3.2.2.  Character lists

      Real character-oriented devices may be implemented using the common code to handle character lists. A character list is a queue of characters. One routine puts a character on a queue. Another gets a character from a queue. It is also possible to ask how many characters are currently on a queue. Storage for all queues in the system comes from a single common pool. Putting a character on a queue will allocate space from the common pool and link the character onto the data structure defining the queue. Getting a character from a queue returns the corresponding space to the pool.

      A typical character-output device (paper tape punch, for example) is implemented by passing characters from the user onto a character queue until some maximum number of characters is on the queue. The I/O is prodded to start as soon as there is anything on the queue and, once started, it is sustained by hardware completion interrupts. Each time there is a completion interrupt, the driver gets the next character from the queue and sends it to the hardware. The number of characters on the queue is checked and, as the count falls through some intermediate level, an event (the queue address) is signaled. The process that is passing characters from the user to the queue can be waiting on the event, and refill the queue to its maximum when the event occurs.

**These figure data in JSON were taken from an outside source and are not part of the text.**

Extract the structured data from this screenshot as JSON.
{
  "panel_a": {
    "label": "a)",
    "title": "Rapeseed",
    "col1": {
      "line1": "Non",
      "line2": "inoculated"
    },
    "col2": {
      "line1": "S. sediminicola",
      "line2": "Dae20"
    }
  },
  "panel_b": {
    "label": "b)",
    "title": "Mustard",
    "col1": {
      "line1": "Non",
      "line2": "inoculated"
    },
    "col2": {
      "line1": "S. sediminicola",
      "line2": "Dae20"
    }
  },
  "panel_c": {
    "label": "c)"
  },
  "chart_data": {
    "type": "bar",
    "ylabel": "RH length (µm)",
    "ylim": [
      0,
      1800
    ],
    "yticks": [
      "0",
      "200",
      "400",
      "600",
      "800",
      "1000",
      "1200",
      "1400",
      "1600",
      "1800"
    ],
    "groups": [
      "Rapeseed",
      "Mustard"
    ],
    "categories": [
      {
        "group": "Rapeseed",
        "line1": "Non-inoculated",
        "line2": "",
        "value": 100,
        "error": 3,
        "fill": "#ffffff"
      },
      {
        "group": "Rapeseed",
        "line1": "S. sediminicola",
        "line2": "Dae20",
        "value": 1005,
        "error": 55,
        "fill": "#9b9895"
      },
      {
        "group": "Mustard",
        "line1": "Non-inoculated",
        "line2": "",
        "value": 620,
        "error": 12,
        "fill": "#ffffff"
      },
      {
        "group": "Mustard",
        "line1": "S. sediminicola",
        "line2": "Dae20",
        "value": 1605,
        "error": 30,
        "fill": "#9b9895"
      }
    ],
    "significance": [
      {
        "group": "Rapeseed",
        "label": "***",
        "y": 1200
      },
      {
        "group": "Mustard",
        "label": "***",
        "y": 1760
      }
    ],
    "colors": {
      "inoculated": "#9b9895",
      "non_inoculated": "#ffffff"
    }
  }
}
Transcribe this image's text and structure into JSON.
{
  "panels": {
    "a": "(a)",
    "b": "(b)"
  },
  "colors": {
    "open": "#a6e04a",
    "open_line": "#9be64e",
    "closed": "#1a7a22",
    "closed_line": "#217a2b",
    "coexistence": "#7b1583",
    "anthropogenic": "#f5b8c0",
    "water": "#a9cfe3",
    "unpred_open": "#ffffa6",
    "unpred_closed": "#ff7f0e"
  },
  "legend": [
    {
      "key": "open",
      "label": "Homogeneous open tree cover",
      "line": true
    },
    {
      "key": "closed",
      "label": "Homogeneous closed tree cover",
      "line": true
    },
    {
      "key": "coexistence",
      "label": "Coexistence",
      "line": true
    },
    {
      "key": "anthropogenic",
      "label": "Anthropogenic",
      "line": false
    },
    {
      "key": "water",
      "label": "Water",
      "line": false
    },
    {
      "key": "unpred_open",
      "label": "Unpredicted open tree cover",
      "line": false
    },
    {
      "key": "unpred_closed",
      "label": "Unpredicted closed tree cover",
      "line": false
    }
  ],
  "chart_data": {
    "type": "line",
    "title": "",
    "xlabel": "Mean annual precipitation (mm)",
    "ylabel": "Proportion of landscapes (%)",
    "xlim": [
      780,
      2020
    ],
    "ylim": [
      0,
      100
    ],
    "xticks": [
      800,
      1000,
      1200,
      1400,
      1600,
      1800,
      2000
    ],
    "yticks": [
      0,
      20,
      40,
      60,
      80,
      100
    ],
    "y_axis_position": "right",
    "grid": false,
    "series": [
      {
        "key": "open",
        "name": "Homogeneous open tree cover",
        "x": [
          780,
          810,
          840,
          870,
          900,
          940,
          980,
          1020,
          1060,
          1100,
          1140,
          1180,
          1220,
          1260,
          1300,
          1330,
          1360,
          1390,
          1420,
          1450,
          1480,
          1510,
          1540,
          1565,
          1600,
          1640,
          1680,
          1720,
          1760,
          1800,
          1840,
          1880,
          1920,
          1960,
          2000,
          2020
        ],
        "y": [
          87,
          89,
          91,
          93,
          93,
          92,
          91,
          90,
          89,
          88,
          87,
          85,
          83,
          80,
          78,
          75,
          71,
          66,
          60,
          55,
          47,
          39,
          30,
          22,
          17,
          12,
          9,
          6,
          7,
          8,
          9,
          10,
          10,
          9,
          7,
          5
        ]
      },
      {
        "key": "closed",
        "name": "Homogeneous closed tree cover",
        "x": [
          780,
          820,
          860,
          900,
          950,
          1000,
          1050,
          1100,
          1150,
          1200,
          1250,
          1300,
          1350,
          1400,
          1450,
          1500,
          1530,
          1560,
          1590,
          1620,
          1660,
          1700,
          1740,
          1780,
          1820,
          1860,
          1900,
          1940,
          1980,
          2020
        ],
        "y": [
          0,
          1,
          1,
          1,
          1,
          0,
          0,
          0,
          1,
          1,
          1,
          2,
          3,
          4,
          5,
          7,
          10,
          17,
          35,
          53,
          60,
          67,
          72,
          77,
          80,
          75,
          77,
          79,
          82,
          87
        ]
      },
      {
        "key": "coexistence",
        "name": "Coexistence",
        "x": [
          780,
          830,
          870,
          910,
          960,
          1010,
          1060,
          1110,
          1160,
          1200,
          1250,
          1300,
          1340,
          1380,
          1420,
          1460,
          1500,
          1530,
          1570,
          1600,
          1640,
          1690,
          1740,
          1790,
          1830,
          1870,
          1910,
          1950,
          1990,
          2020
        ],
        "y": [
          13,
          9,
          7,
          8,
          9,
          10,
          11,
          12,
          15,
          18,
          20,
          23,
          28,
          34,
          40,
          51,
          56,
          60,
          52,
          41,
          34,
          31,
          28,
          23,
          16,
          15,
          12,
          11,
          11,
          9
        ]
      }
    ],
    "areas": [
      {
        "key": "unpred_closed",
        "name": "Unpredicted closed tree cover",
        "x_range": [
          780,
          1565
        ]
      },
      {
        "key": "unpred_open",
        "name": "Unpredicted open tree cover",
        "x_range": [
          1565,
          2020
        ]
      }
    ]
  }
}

      A typical character input device (for example, a paper tape reader) is handled in a very similar manner.

      Another class of character devices is the terminals. A terminal is represented by three character queues. There are two input queues (raw and canonical) and an output queue. Characters going to the output of a terminal are handled by common code exactly as described above. The main difference is that there is also code to interpret the output stream as ASCII characters and to perform some translations, e.g., escapes for deficient terminals. Another common aspect of terminals is code to insert real-time delay after certain control characters.

      Input on terminals is a little different. Characters are collected from the terminal and placed on a raw input queue. Some device-dependent code conversion and escape interpretation is handled here. When a line is complete in the raw queue, an event is signaled. The code catching this signal then copies a line from the raw queue to a canonical queue performing the character erase and line kill editing. User read requests on terminals can be directed at either the raw or canonical queues.

3.2.3.  Other character devices

      Finally, there are devices that fit no general category. These devices are set up as character I/O drivers. An example is a driver that reads and writes unmapped primary memory as an I/O device. Some devices are too fast to be treated a character at time, but do not fit the disk I/O mold. Examples are fast communications lines and fast line printers. These devices either have their own buffers or ``borrow'' block I/O buffers for a while and then give them back.